New Publications: Realising Every Child’s Right to Nutrition
Published by Legal Resources Centre [icon type=”icon-clock”] 19 February 2018
An analysis of the National School Nutrition Programme in the Eastern Cape
Following research into the National School Nutrition Programme (NSNP) in the Eastern Cape, the LRC have released two publications: the first a short booklet summarising the outcomes, for advocacy purposes, and a longer research report, which gives a comprehensive account of the research process and outcomes.
The NSNP is a vitally important government programme in South Africa that contributes significantly towards realising children’s constitutional rights to basic nutrition, access to sufficient food and basic education. In spite of the substantial benefits of the programme, gaps exist that must be filled in order for the South African government to meet its obligations for the full realisation of these fundamental human rights.
There are two models for food procurement under the NSNP. The first is a centralised model, where the provincial departments receive the funding from National Treasury and procure the food for schools on their behalf. The second is the decentralised model, where the provincial departments transfer the funding straight to schools, who then procure the food (as well as fuel and other items) for the NSNP themselves. The decentralised model is used in the Eastern Cape, the focus of this report.
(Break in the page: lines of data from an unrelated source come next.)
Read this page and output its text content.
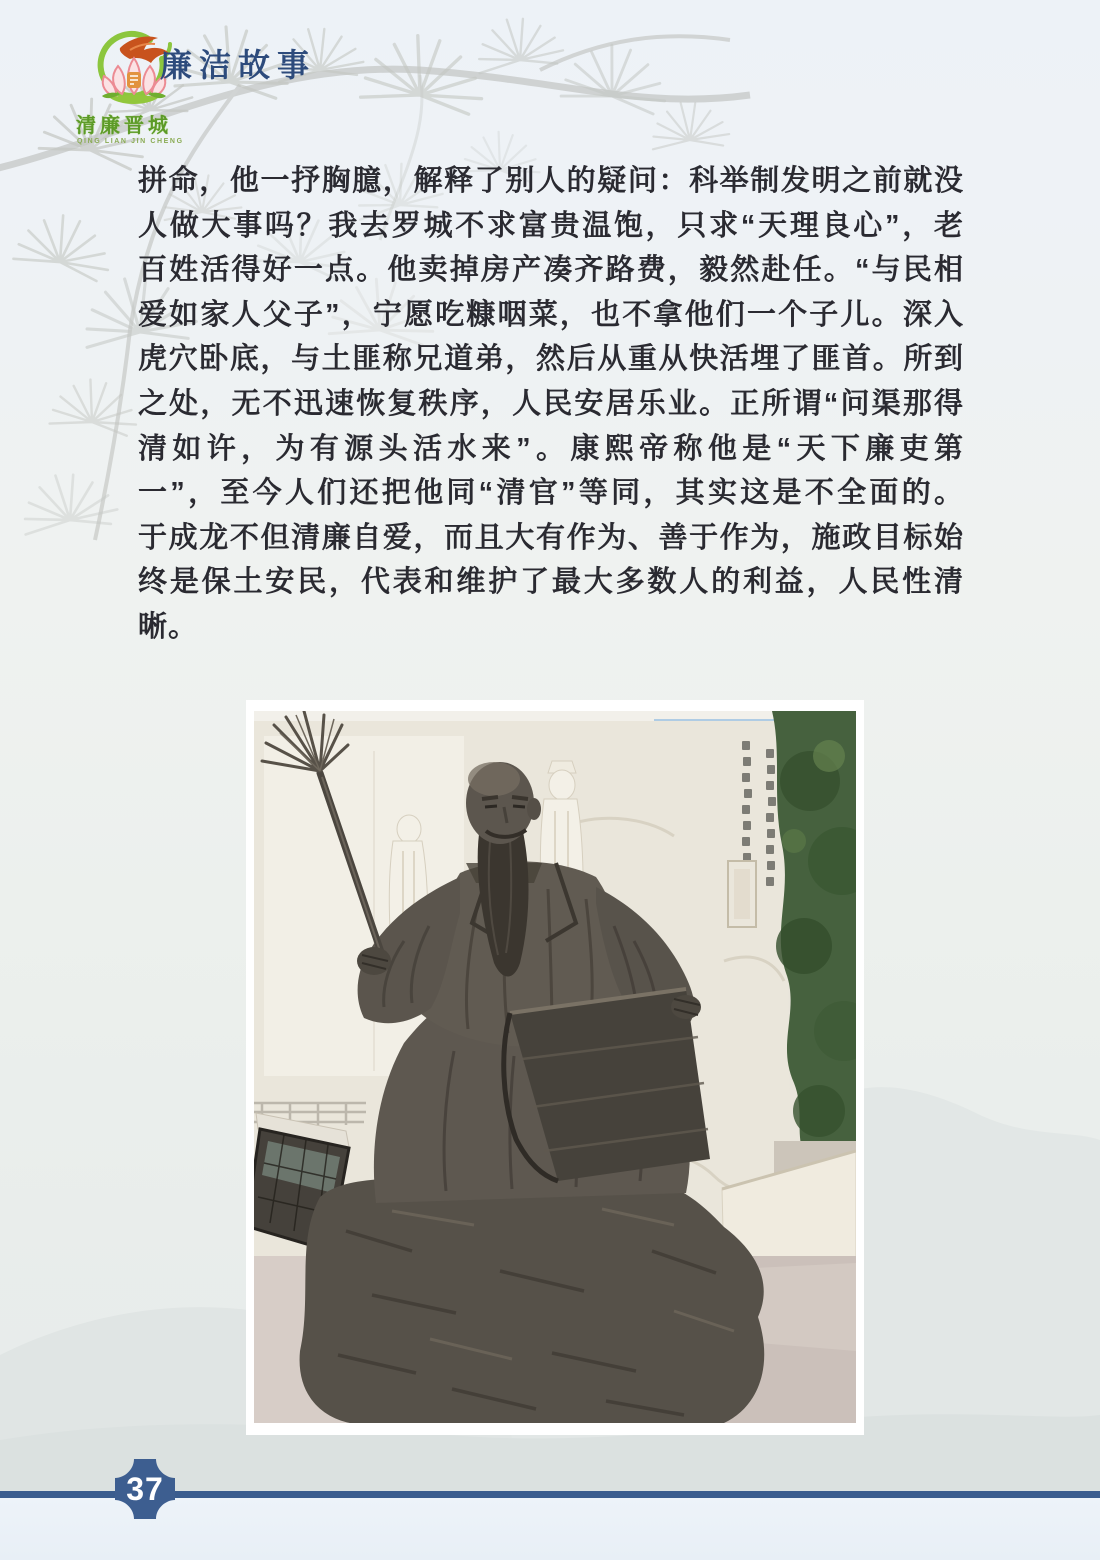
清廉晋城
QING LIAN JIN CHENG
廉洁故事
拼命，他一抒胸臆，解释了别人的疑问：科举制发明之前就没
人做大事吗？我去罗城不求富贵温饱，只求“天理良心”，老
百姓活得好一点。他卖掉房产凑齐路费，毅然赴任。“与民相
爱如家人父子”，宁愿吃糠咽菜，也不拿他们一个子儿。深入
虎穴卧底，与土匪称兄道弟，然后从重从快活埋了匪首。所到
之处，无不迅速恢复秩序，人民安居乐业。正所谓“问渠那得
清如许，为有源头活水来”。康熙帝称他是“天下廉吏第
一”，至今人们还把他同“清官”等同，其实这是不全面的。
于成龙不但清廉自爱，而且大有作为、善于作为，施政目标始
终是保土安民，代表和维护了最大多数人的利益，人民性清
晰。
37
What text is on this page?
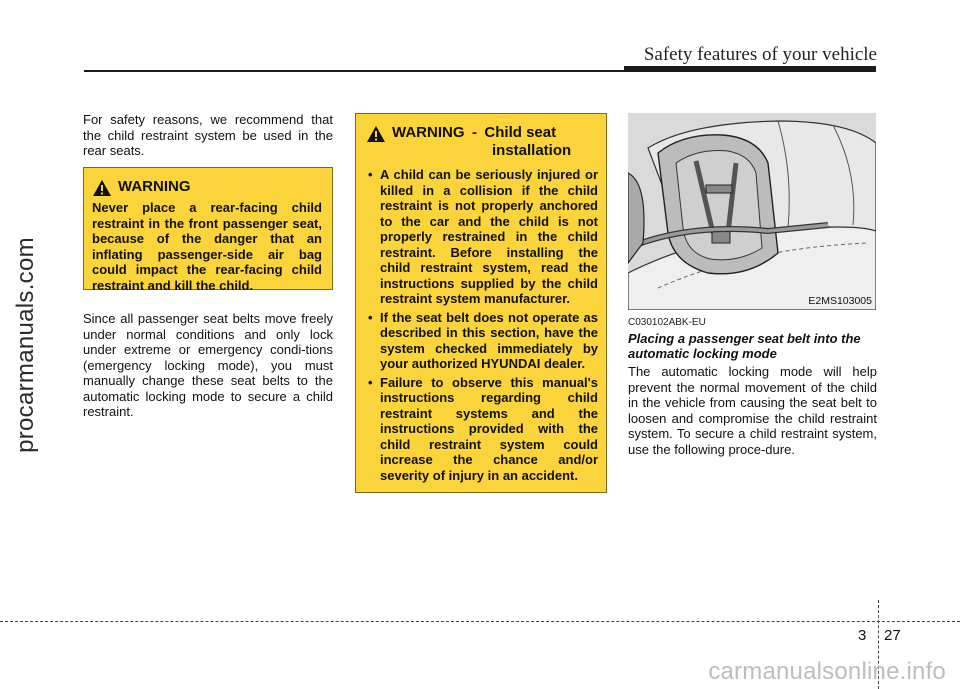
procarmanuals.com
Safety features of your vehicle
For safety reasons, we recommend that the child restraint system be used in the rear seats.
WARNING
Never place a rear-facing child restraint in the front passenger seat, because of the danger that an inflating passenger-side air bag could impact the rear-facing child restraint and kill the child.
Since all passenger seat belts move freely under normal conditions and only lock under extreme or emergency condi-tions (emergency locking mode), you must manually change these seat belts to the automatic locking mode to secure a child restraint.
WARNING - Child seat
installation
• A child can be seriously injured or killed in a collision if the child restraint is not properly anchored to the car and the child is not properly restrained in the child restraint. Before installing the child restraint system, read the instructions supplied by the child restraint system manufacturer.
• If the seat belt does not operate as described in this section, have the system checked immediately by your authorized HYUNDAI dealer.
• Failure to observe this manual's instructions regarding child restraint systems and the instructions provided with the child restraint system could increase the chance and/or severity of injury in an accident.
E2MS103005
C030102ABK-EU
Placing a passenger seat belt into the automatic locking mode
The automatic locking mode will help prevent the normal movement of the child in the vehicle from causing the seat belt to loosen and compromise the child restraint system. To secure a child restraint system, use the following proce-dure.
3 27
carmanualsonline.info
Through qualitative interviews at nine Eastern Cape public schools and with five suppliers, this report investigates the benefits of the decentralised procurement model of the NSNP in the Eastern Cape in terms of its impact on the quality and quantity of food received by learners. It looks at the challenges faced by schools in implementing the daily meal programme, including as a result of inadequate infrastructure for food storage, poor cooking facilities and late receipt of funding. The report also touches upon the broader community feedbacks of the decentralised model and considers the current extent of local procurement of food.